Карл стоял на середине плато, в метре с небольшим от края.

- А правда, что Бог не прощает богохульства?

- Правда.

Он смотрел на меня в ужасе. Он стоял спиной к морю и крышам. А потом сделал шаг назад. Я оцепенел, заныло сердце: вечно со мной так - я не выношу, когда люди ходят по краю, меня от этого мутит, но и оторваться выше моих сил, наваждение какое-то, поэтому я и сейчас не отвернулся. Карл сделал еще полшага, теперь обрыв был в нескольких сантиметрах за его спиной. Я знал, что голова у него кружится точно так же, как у меня. Мы впились друг в друга глазами, думаю, что как раз в тот момент я значил для него немало. Он был полон страха - и решимости!

Я осуждаю Бога, сказал, вернее, прошептал он, я едва расслышал. Он еще пошевелил губами, но слов я больше не разобрал. Потом он повернулся и подался вперед, что называется, вручил Богу козырного туза - свое головокружение. Не знаю, сколько он так простоял, но долго и дольше, чем я смог бы простоять, чтобы доказать обратное - что Бог есть и что я готов отдать свою жизнь в его руки.
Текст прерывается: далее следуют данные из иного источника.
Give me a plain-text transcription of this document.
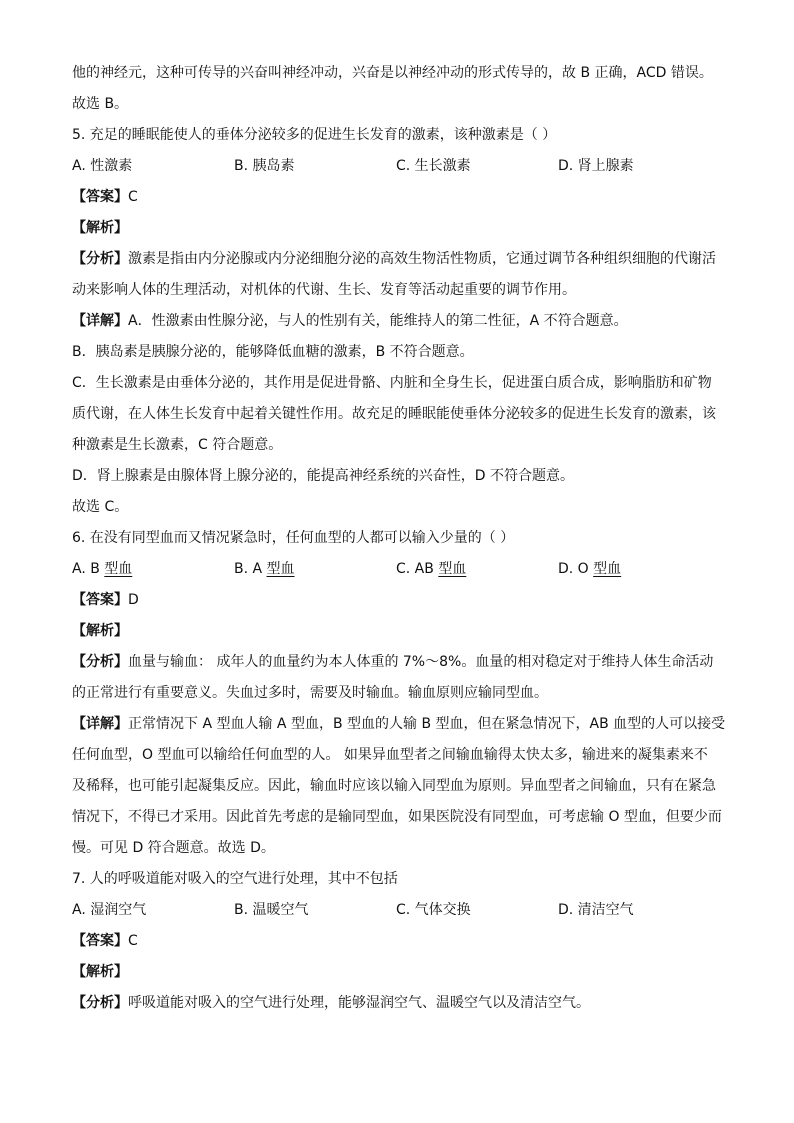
他的神经元，这种可传导的兴奋叫神经冲动，兴奋是以神经冲动的形式传导的，故 B 正确，ACD 错误。
故选 B。
5. 充足的睡眠能使人的垂体分泌较多的促进生长发育的激素，该种激素是（ ）
A. 性激素	B. 胰岛素	C. 生长激素	D. 肾上腺素
【答案】C
【解析】
【分析】激素是指由内分泌腺或内分泌细胞分泌的高效生物活性物质，它通过调节各种组织细胞的代谢活
动来影响人体的生理活动，对机体的代谢、生长、发育等活动起重要的调节作用。
【详解】A．性激素由性腺分泌，与人的性别有关，能维持人的第二性征，A 不符合题意。
B．胰岛素是胰腺分泌的，能够降低血糖的激素，B 不符合题意。
C．生长激素是由垂体分泌的，其作用是促进骨骼、内脏和全身生长，促进蛋白质合成，影响脂肪和矿物
质代谢，在人体生长发育中起着关键性作用。故充足的睡眠能使垂体分泌较多的促进生长发育的激素，该
种激素是生长激素，C 符合题意。
D．肾上腺素是由腺体肾上腺分泌的，能提高神经系统的兴奋性，D 不符合题意。
故选 C。
6. 在没有同型血而又情况紧急时，任何血型的人都可以输入少量的（ ）
A. B 型血	B. A 型血	C. AB 型血	D. O 型血
【答案】D
【解析】
【分析】血量与输血： 成年人的血量约为本人体重的 7%～8%。血量的相对稳定对于维持人体生命活动
的正常进行有重要意义。失血过多时，需要及时输血。输血原则应输同型血。
【详解】正常情况下 A 型血人输 A 型血，B 型血的人输 B 型血，但在紧急情况下，AB 血型的人可以接受
任何血型，O 型血可以输给任何血型的人。 如果异血型者之间输血输得太快太多，输进来的凝集素来不
及稀释，也可能引起凝集反应。因此，输血时应该以输入同型血为原则。异血型者之间输血，只有在紧急
情况下，不得已才采用。因此首先考虑的是输同型血，如果医院没有同型血，可考虑输 O 型血，但要少而
慢。可见 D 符合题意。故选 D。
7. 人的呼吸道能对吸入的空气进行处理，其中不包括
A. 湿润空气	B. 温暖空气	C. 气体交换	D. 清洁空气
【答案】C
【解析】
【分析】呼吸道能对吸入的空气进行处理，能够湿润空气、温暖空气以及清洁空气。
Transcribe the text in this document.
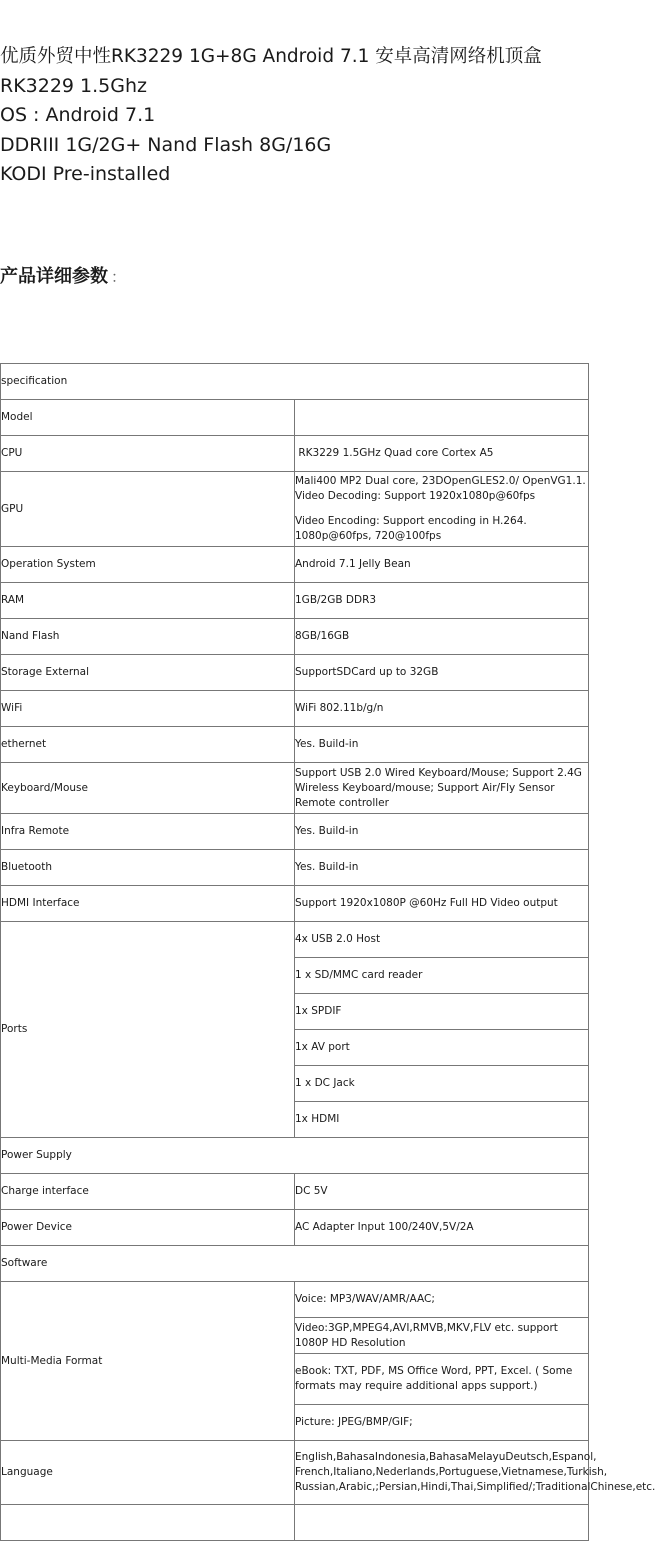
优质外贸中性RK3229 1G+8G Android 7.1 安卓高清网络机顶盒
RK3229 1.5Ghz
OS : Android 7.1
DDRIII 1G/2G+ Nand Flash 8G/16G
KODI Pre-installed
产品详细参数 ：
specification	
Model	
CPU	RK3229 1.5GHz Quad core Cortex A5
GPU	Mali400 MP2 Dual core, 23DOpenGLES2.0/ OpenVG1.1. Video Decoding: Support 1920x1080p@60fps

Video Encoding: Support encoding in H.264. 1080p@60fps, 720@100fps

Operation System	Android 7.1 Jelly Bean
RAM	1GB/2GB DDR3
Nand Flash	8GB/16GB
Storage External	SupportSDCard up to 32GB
WiFi	WiFi 802.11b/g/n
ethernet	Yes. Build-in
Keyboard/Mouse	Support USB 2.0 Wired Keyboard/Mouse; Support 2.4G Wireless Keyboard/mouse; Support Air/Fly Sensor Remote controller
Infra Remote	Yes. Build-in
Bluetooth	Yes. Build-in
HDMI Interface	Support 1920x1080P @60Hz Full HD Video output
Ports	4x USB 2.0 Host
	1 x SD/MMC card reader
	1x SPDIF
	1x AV port
	1 x DC Jack
	1x HDMI
Power Supply	
Charge interface	DC 5V
Power Device	AC Adapter Input 100/240V,5V/2A
Software	
Multi-Media Format	Voice: MP3/WAV/AMR/AAC;
	Video:3GP,MPEG4,AVI,RMVB,MKV,FLV etc. support 1080P HD Resolution
	eBook: TXT, PDF, MS Office Word, PPT, Excel. ( Some formats may require additional apps support.)
	Picture: JPEG/BMP/GIF;
Language	English,BahasaIndonesia,BahasaMelayuDeutsch,Espanol, French,Italiano,Nederlands,Portuguese,Vietnamese,Turkish, Russian,Arabic,;Persian,Hindi,Thai,Simplified/;TraditionalChinese,etc.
Испытание завершилось. Карл не торжествовал. И не смотрел на меня. Мы вернулись назад прежней дорогой: по узкому выступу, потом вниз, мимо кузни Стригальщика. Карл шел, понурив голову, будто стыдясь. Ни слова не сказав, даже не простившись, он ушел, бросив меня на дороге - дальше мне было в другую сторону. Я стоял и смотрел вслед удалявшемуся Карлу, штаны едва доходили ему до середины колена. Я дождался, пока он пропал за углом, потом повернулся и побрел домой, медленно, по левой стороне улицы, в тени деревьев и кустов.

Бабье лето

На самом деле, нет, это я неудачно начал, я ведь не претендую… я хотел бы только предложить версию, собственную версию, потому что я видел все своими глазами, правда, с такого расстояния, что сейчас мне нечего было бы рассказать, когда бы не отцовский бинокль, который мне строго-настрого запрещалось нацеливать на людей, - это был телескоп, поэтому я видел все вверх ногами, но к этому приспосабливаешься. Я все видел, но ничего не слышал; мне было шестнадцать лет, отец уехал в Ирландию на конгресс, мать отлучилась к подруге, стояло бабье лето: едва начался сентябрь, и я принес из кабинета бинокль и стал нарушать отцовский запрет - она сидела с сигареткой в руке и читала тоненькую книжку; никогда прежде я не приближался к ней так вплотную - и я сполна осознал значение слов, которые отец начертал на футляре бинокля, мне кажется, чернилами: "Даже если ты чист помыслами, остерегайся бинокля". Я видел ее однажды раньше, тоже в бинокль, но в тот раз она не дала мне времени - срезала три розы и ушла; чтобы по-настоящему проникнуть в человека, надо разглядывать его долго, а она в тот раз больше не появилась, хотя я терпеливо ждал.

Теперь она сидела спиной к дому, и когда поднимала глаза от книги, то видела ржаное поле и колею, которая рассекала его надвое и уходила в Вороний лес, бывший никаким не лесом, а поросшей деревьями опушкой длиной в бросок камня, а шириной и того вдвое меньше, хотя вороны водились там, как и везде; еще дальше лежал едва различимый невооруженным глазом Серый утес, тоже носящий свое имя необоснованно, поскольку на самом деле он не утес, а гора, защищающая от ветра с моря.